Of course plastic does have advantages – a single use lightweight plastic bottle of water (or Coke) is lighter than lugging around my much heaver reusable bottle filled with water, and I also lug around a plastic carrier bag and re-usable takeaway coffee cup I got from Amnesty International. I had a brain tumour which means I need to use a straw – I carry my own, wash them and re-use them … it is single use which is a major part of the problem. Plastic is never disposable, ever. Green Party Deputy Leader Amelia Womack wrote recently of the near impossibility of her serious attempt to have a plastic free week and trying to find a shampoo not in a plastic bottle. The Green Party has campaigned for years on the subject of plastic waste.
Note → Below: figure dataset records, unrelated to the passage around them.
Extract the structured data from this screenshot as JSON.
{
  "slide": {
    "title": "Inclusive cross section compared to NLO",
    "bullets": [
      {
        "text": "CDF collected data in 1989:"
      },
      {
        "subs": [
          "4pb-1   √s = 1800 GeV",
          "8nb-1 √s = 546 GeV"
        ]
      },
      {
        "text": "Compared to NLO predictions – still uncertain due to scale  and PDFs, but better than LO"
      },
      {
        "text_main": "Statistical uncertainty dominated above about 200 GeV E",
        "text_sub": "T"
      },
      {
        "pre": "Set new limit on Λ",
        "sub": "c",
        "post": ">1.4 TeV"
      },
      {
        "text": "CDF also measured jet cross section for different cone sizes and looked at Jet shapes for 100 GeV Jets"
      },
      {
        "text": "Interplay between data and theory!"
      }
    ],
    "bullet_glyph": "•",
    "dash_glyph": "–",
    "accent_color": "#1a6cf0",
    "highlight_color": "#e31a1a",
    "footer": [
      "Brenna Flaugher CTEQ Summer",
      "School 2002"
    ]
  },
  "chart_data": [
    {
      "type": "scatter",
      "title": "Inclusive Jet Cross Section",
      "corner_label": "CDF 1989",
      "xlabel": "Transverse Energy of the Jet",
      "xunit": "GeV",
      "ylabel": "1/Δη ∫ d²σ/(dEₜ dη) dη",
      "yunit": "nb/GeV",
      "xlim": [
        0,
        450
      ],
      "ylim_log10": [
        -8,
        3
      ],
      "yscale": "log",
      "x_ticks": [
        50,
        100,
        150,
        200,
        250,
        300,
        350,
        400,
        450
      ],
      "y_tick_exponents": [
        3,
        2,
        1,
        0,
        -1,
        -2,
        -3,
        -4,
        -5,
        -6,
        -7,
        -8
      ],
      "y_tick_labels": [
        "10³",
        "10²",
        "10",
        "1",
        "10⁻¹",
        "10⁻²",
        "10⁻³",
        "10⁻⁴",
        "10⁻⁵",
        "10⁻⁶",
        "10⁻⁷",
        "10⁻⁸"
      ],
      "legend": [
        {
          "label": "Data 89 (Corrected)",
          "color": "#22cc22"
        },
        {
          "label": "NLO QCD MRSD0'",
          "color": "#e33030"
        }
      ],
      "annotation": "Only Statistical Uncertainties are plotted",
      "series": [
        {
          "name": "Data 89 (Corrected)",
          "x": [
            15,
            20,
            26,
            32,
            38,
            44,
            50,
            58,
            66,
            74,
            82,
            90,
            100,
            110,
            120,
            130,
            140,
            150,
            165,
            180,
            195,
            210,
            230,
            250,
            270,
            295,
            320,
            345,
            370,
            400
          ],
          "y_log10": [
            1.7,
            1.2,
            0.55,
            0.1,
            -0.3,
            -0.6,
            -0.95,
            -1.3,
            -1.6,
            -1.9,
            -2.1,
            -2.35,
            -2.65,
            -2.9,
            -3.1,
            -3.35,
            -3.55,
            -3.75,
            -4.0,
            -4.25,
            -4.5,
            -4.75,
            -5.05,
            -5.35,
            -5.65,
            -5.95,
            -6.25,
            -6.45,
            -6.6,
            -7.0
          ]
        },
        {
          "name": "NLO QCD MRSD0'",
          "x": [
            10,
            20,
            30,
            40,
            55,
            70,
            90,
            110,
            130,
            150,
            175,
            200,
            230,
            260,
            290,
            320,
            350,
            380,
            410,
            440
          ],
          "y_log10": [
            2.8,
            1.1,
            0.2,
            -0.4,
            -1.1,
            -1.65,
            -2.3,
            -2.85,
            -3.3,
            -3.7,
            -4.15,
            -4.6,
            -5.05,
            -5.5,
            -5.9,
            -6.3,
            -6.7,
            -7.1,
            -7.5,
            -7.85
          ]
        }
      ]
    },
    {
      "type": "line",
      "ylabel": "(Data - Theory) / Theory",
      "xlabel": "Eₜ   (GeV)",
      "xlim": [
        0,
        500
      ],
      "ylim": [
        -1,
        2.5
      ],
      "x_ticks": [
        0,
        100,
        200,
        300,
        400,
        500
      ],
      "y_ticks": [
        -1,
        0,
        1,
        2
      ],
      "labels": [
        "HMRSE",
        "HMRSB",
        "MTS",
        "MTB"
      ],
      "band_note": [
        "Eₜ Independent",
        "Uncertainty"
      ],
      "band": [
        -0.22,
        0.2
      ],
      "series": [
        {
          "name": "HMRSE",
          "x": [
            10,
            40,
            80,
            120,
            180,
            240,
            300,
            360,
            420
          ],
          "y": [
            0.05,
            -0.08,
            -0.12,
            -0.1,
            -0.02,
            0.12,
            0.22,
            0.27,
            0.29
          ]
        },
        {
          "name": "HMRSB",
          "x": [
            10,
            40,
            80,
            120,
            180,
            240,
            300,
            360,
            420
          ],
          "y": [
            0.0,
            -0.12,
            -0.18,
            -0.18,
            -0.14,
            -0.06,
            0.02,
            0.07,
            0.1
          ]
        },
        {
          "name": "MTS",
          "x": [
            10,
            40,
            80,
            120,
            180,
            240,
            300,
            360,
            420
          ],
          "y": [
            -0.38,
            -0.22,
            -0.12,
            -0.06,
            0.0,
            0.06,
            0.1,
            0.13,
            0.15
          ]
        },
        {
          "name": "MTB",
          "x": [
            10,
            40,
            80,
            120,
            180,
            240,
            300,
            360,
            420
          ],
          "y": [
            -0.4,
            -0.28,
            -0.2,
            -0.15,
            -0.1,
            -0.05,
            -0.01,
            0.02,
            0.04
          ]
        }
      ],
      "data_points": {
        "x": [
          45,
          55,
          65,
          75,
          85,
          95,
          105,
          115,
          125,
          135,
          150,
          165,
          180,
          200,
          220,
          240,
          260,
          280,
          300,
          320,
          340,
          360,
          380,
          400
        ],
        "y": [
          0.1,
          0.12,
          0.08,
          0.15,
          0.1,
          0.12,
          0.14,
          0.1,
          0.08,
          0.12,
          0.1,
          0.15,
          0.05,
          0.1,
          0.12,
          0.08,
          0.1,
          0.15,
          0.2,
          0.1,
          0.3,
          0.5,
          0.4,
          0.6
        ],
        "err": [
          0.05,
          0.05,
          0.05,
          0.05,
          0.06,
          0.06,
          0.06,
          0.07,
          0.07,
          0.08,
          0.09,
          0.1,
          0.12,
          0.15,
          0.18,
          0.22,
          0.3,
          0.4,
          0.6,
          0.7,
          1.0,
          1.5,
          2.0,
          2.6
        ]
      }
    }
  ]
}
There are things we can do – charging for plastic bags has helped and charging manufacturers a levy on their packaging if it can’t be recycled might help. If every bottle and can was worth money – as is the case in Norway and Sweden – we’d be less likely to just dump it and kids might pick it up for the extra cash, but the answer lies in our laziness in saving the planet. Take a plastic spoon or fork – make the plastic, mould it into a spoon or fork, transport it by road to a cafe or supermarket, use it once then throw it away, just because we can’t be bothered to wash a metal one. Even Islington town hall uses single use plastic glasses in its committee rooms to save arranging a cleaner to wash reusable ones!